Any takers for a homeless, £3.5 million state-of-the-art public building that can move anywhere? By this time next year, movers will be preparing to return the 14,000 sq ft Irish Pavilion at Expo 2000 in Hanover, Germany, back to Ireland, where its final destination has yet to be decided.
Officials are still discussing what sort of mechanism will be used to decide on the building's future use, but some form of public invitation to submit proposals is likely, said Fiach MacConghail, cultural director of Expo 2000, Ireland, under the Department of Enterprise, Trade and Employment.
Meanwhile, it appears that the pavilion may be set, as its creators intended, to confound certain expectations.
An Expo 2000 brochure produced recently in Hanover, which anticipates an Irish pavilion with the ubiquitous bar, Riverdance-type performers and images of rolling hills, mistakenly encapsulates many of the stereotypes the design team for the building have set out to avoid.
What visitors to the pavilion next June will actually get is a high-tech, determinedly modernist and technology-oriented version of Ireland - part of a new orthodoxy in this country, perhaps, but one less commonly perceived abroad.
History, landscape and culture will be central to the display inside the structure by architects Murray O Laoire, but they'll be presented through the distancing filters of abstraction and computer technology.
"It's a building that's designed to be subtle, and to make people think," said project architect Bernard Gilna.
The theme of Expo 2000, which starts on June 1st next year, is Humankind, Nature, Technology. Sustainability is a strong subtheme and influenced the decision to make the building, which will incorporate a bedded outside reed pond, reusable in Ireland.
The ubiquitous stone wall, symbol of man's imprint on the Irish landscape, is represented in the pavilion by two tall walls that hold the building together. A 12-metre high "rough" wall of natural stone is held together by wire netting. By contrast, a parallel nine metres high wall of Kilkenny limestone is highly polished. The walls are suggestive of various Irish dualities such as rough-smooth/old-new/west and east, says Mr Gilna. He is part of the Duil (elements) consortium, including designer Orna Hanly, which is working on the overall plan for the building.

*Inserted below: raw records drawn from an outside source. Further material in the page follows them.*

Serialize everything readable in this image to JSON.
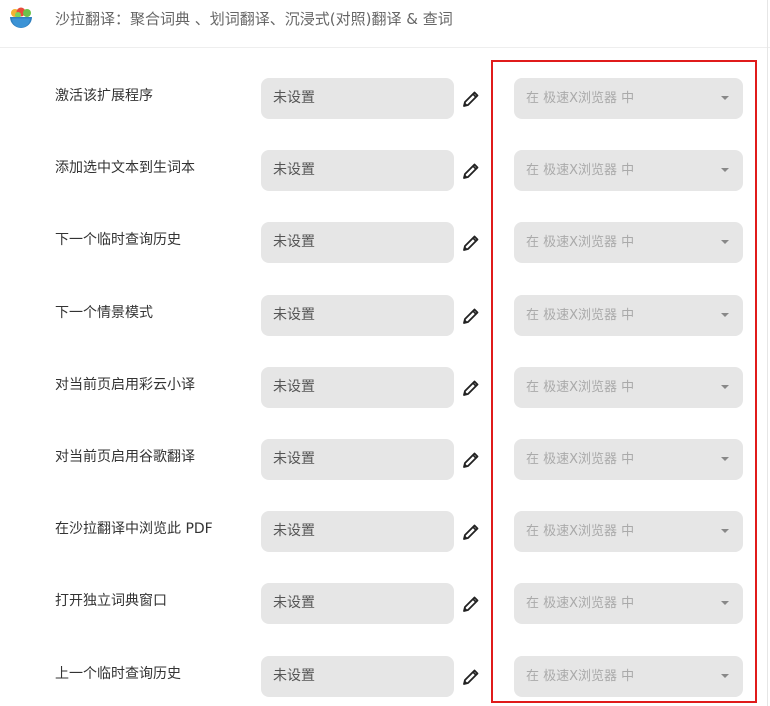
{
  "header": {
    "title": "沙拉翻译：聚合词典 、划词翻译、沉浸式(对照)翻译 & 查词",
    "logo_icon": "salad-bowl-logo-icon"
  },
  "colors": {
    "accent_highlight": "#e01b1b",
    "field_bg": "#e6e6e6",
    "label_text": "#333333",
    "muted_text": "#aaaaaa"
  },
  "shortcuts": [
    {
      "label": "激活该扩展程序",
      "value": "未设置",
      "scope": "在 极速X浏览器 中"
    },
    {
      "label": "添加选中文本到生词本",
      "value": "未设置",
      "scope": "在 极速X浏览器 中"
    },
    {
      "label": "下一个临时查询历史",
      "value": "未设置",
      "scope": "在 极速X浏览器 中"
    },
    {
      "label": "下一个情景模式",
      "value": "未设置",
      "scope": "在 极速X浏览器 中"
    },
    {
      "label": "对当前页启用彩云小译",
      "value": "未设置",
      "scope": "在 极速X浏览器 中"
    },
    {
      "label": "对当前页启用谷歌翻译",
      "value": "未设置",
      "scope": "在 极速X浏览器 中"
    },
    {
      "label": "在沙拉翻译中浏览此 PDF",
      "value": "未设置",
      "scope": "在 极速X浏览器 中"
    },
    {
      "label": "打开独立词典窗口",
      "value": "未设置",
      "scope": "在 极速X浏览器 中"
    },
    {
      "label": "上一个临时查询历史",
      "value": "未设置",
      "scope": "在 极速X浏览器 中"
    }
  ]
}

Inside the pavilion's angular exterior, visitors will go on a spiral journey, suggestive of elements of Celtic design and architecture. The trip will take them from prehistory to the present through a series of spaces that will fuse traditional museum display, commissioned art work, interactive computer presentations and "sensory effects" via touch screens and a "sensory wall".
At the top of the first ramp, a large glazed panel representing the sky will introduce a computer area where systems will be set up for visiting children to communicate with their counterparts in selected parts of Ireland.
The displays, according to the architects and designers, will be designed to highlight the richness of Irish culture and the success of the country's recent economic performance.
Traditional stereotypes of Ireland are intended to be "diffused" by the manner in which the pavilion will stress qualities that make Ireland an attractive place to visit and do business. The old Irish cliche and onetime trump card, our "friendly people" makes way in 2000 for new national virtues such as "resources, adaptability, creativity and accessibility".
The organisers of Expo 2000 expect that the event, from June 1st to October 31st, will attract around 40 million visitors.